Ruth Burn's Memories of her Grandfather, Cyril Sladden

I am writing this in memory of my grandfather, Cyril Edgar Sladden.  In the latter part of his life he lived at Seward House, Badsey. He resided there with his sister, Juliet Elizabeth, known to us as Auntie Betty and with his sister in law, Marjorie, known as Auntie Peg. She was the widow of his brother George.

Seward House was reminiscent of another age with its Cotswold stone and large imposing rooms and antique furniture. Many happy holidays and short breaks were spent by relatives of the Sladden family in its gracious surroundings. All three ‘senior’ Sladdens were very hospitable and sociable and played a central role in village life. They shopped in local shops.  Auntie Betty sang in a choir. She swam regularly in a neighbour’s swimming pool and we would accompany her. They attended Badsey Church.  They were helped out in the house and garden by people from Badsey who were like extended family. It was a very good way of life for three elderly people who could otherwise have been quite lonely.

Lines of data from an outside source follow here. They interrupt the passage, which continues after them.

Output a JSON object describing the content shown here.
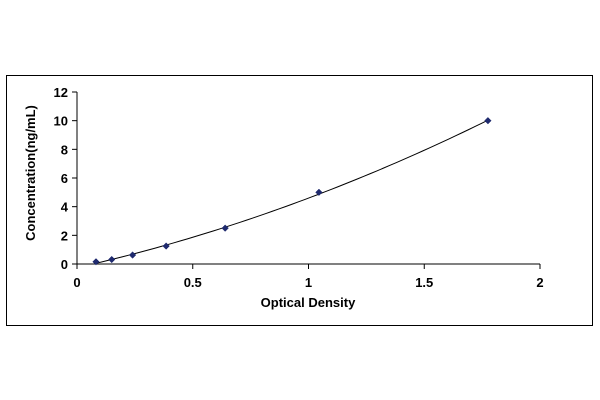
{
  "chart_data": {
    "type": "scatter",
    "title": "",
    "xlabel": "Optical Density",
    "ylabel": "Concentration(ng/mL)",
    "xlim": [
      0,
      2
    ],
    "ylim": [
      0,
      12
    ],
    "x_ticks": [
      0,
      0.5,
      1,
      1.5,
      2
    ],
    "x_tick_labels": [
      "0",
      "0.5",
      "1",
      "1.5",
      "2"
    ],
    "y_ticks": [
      0,
      2,
      4,
      6,
      8,
      10,
      12
    ],
    "y_tick_labels": [
      "0",
      "2",
      "4",
      "6",
      "8",
      "10",
      "12"
    ],
    "grid": false,
    "legend": "none",
    "series": [
      {
        "x": [
          0.082,
          0.15,
          0.24,
          0.385,
          0.64,
          1.045,
          1.775
        ],
        "y": [
          0.156,
          0.312,
          0.625,
          1.25,
          2.5,
          5,
          10
        ],
        "marker": "diamond",
        "color": "#1f2a6e",
        "trendline": "polynomial"
      }
    ]
  }
}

My grandfather was a tall spare slightly stooping figure in his older years, quite short sighted and hard of hearing. I never heard him complain and he blended in very happily with his surroundings.  He would wander  outside in the morning to check the barometer and weather conditions and he would read the Times newspaper with a magnifying glass. Like many of the Sladdens he was a very orderly person and he would make sure that everything was in its correct place.  He seemed oblivious to any minor  affectionate disagreements between his sister and sister in law. His eyesight improved after an operation in his late seventies. The radio and newspapers played a much greater role at Seward House than television. We would have meals in the breakfast room and they were always pleasant occasions.

There was a sense of timelessness and tranquillity when visiting the house.  Often we  parked outside on the street and  entered through the imposing front door.  Auntie Betty would usually be the first to greet us and everyone seemed pleased to see us. Our time was spent  among other things playing bagatelle on the large table in the dining room and croquet on the lawn. The croquet set was kept in a wooden box in the old summer-house.  We would sometimes read books from their very varied collection.

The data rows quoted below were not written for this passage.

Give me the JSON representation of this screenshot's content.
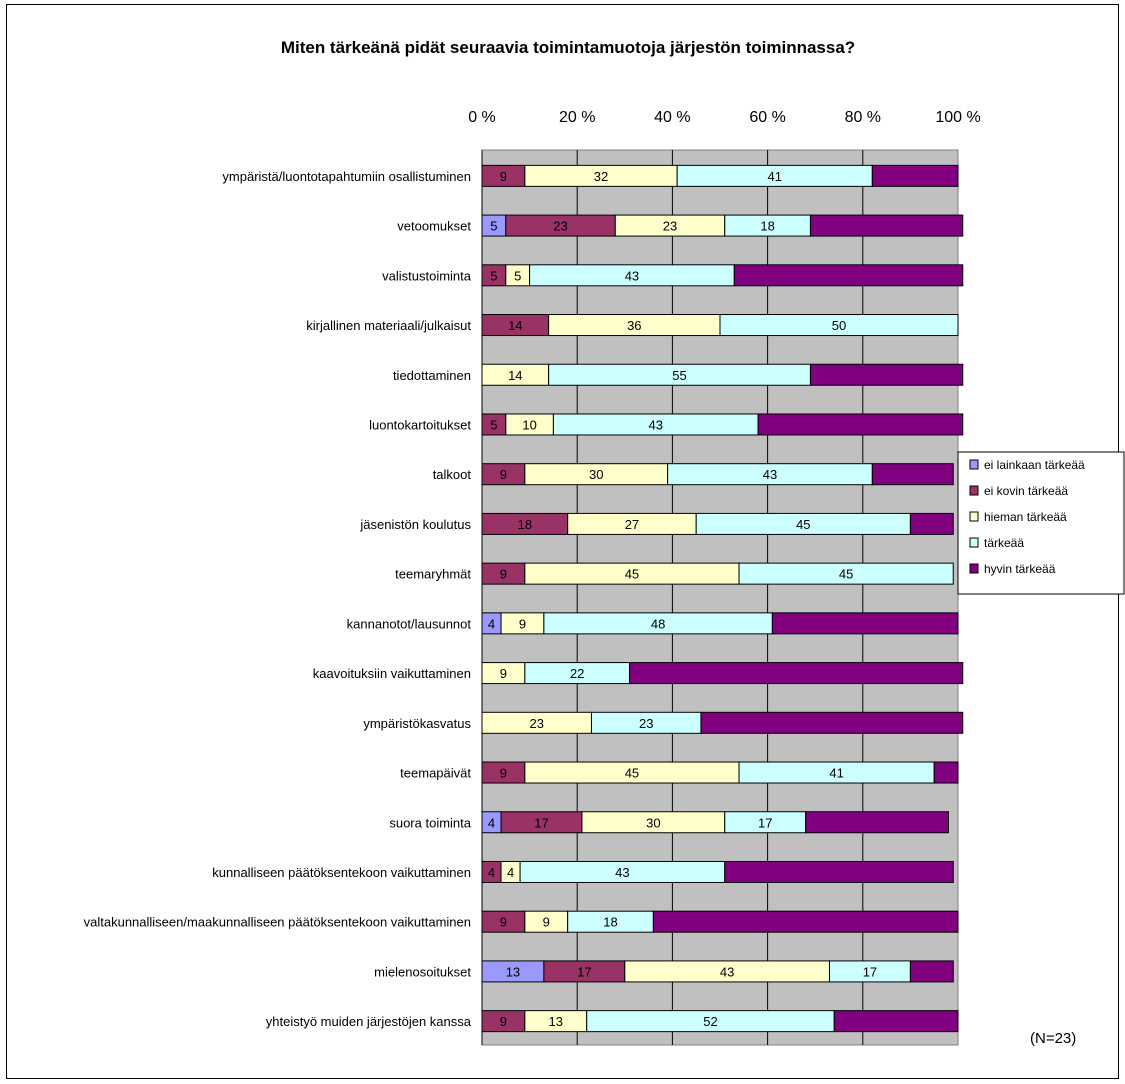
{
  "chart_data": {
    "type": "bar",
    "orientation": "horizontal",
    "stacked": "percent",
    "title": "Miten tärkeänä pidät seuraavia toimintamuotoja järjestön toiminnassa?",
    "x_ticks": [
      "0 %",
      "20 %",
      "40 %",
      "60 %",
      "80 %",
      "100 %"
    ],
    "xlim": [
      0,
      100
    ],
    "note": "(N=23)",
    "legend_position": "right",
    "categories": [
      "ympäristä/luontotapahtumiin osallistuminen",
      "vetoomukset",
      "valistustoiminta",
      "kirjallinen materiaali/julkaisut",
      "tiedottaminen",
      "luontokartoitukset",
      "talkoot",
      "jäsenistön koulutus",
      "teemaryhmät",
      "kannanotot/lausunnot",
      "kaavoituksiin vaikuttaminen",
      "ympäristökasvatus",
      "teemapäivät",
      "suora toiminta",
      "kunnalliseen päätöksentekoon vaikuttaminen",
      "valtakunnalliseen/maakunnalliseen päätöksentekoon vaikuttaminen",
      "mielenosoitukset",
      "yhteistyö muiden järjestöjen kanssa"
    ],
    "series": [
      {
        "name": "ei lainkaan tärkeää",
        "color": "#9999FF",
        "label_color": "#000000",
        "values": [
          0,
          5,
          0,
          0,
          0,
          0,
          0,
          0,
          0,
          4,
          0,
          0,
          0,
          4,
          0,
          0,
          13,
          0
        ]
      },
      {
        "name": "ei kovin tärkeää",
        "color": "#993366",
        "label_color": "#000000",
        "values": [
          9,
          23,
          5,
          14,
          0,
          5,
          9,
          18,
          9,
          0,
          0,
          0,
          9,
          17,
          4,
          9,
          17,
          9
        ]
      },
      {
        "name": "hieman tärkeää",
        "color": "#FFFFCC",
        "label_color": "#000000",
        "values": [
          32,
          23,
          5,
          36,
          14,
          10,
          30,
          27,
          45,
          9,
          9,
          23,
          45,
          30,
          4,
          9,
          43,
          13
        ]
      },
      {
        "name": "tärkeää",
        "color": "#CCFFFF",
        "label_color": "#000000",
        "values": [
          41,
          18,
          43,
          50,
          55,
          43,
          43,
          45,
          45,
          48,
          22,
          23,
          41,
          17,
          43,
          18,
          17,
          52
        ]
      },
      {
        "name": "hyvin tärkeää",
        "color": "#800080",
        "label_color": "#800080",
        "values": [
          18,
          32,
          48,
          0,
          32,
          43,
          17,
          9,
          0,
          39,
          70,
          55,
          5,
          30,
          48,
          64,
          9,
          26
        ]
      }
    ],
    "plot_background": "#C0C0C0",
    "gridlines": true
  }
}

I remember the lovely garden with the shade of the old tree and the borders tended by the gardener. The descriptions of the garden by Mela in her letters bring back floods of memories and I imagine that when we visited it had changed very little since her time.  It was a productive garden and I can remember shelling peas on the kitchen verandah. As we got older we sometimes helped with the cooking and other household tasks.  A cat would wander through the kitchen and laundry area. It was treated  like part of the family and would eat all the little treats cooked for it.

When I was in my early teens and staying there with one of my brothers and a sister, I recall  my grandfather  in an unusually talkative mood. He was talking of his  experiences of the First World War. I wish we had paid more attention to what he said. I had  never seen him more animated and it was as though he wanted to share his experience with the younger generation.  It is good that his diary and letters are a permanent record of this time of his life. I recall him saying  on a separate occasion when I was a student that family is  very  important and, in his view, more important than friends. He had a simple direct way of talking. He was quite independent in his views and he said what he thought.

The last time I saw him was when I was en route to Bristol University where I was studying. My mother and I  had stopped off there for a cup of tea. He was really relaxed and jolly and we both commented afterwards on what good form he was in. I was shocked when my father rang up some weeks later to say that my grandfather had fallen asleep in a chair and not woken up. I was very upset but it now seems a very peaceful and fitting end to someone who had always adapted so well to the vagaries of life and who had lost so many of his contemporaries in the First World War and who had lost his wife in her early sixties. I only wish that I could have met her too. It has been a pleasure to read her letters as I feel I have really got to know her well too.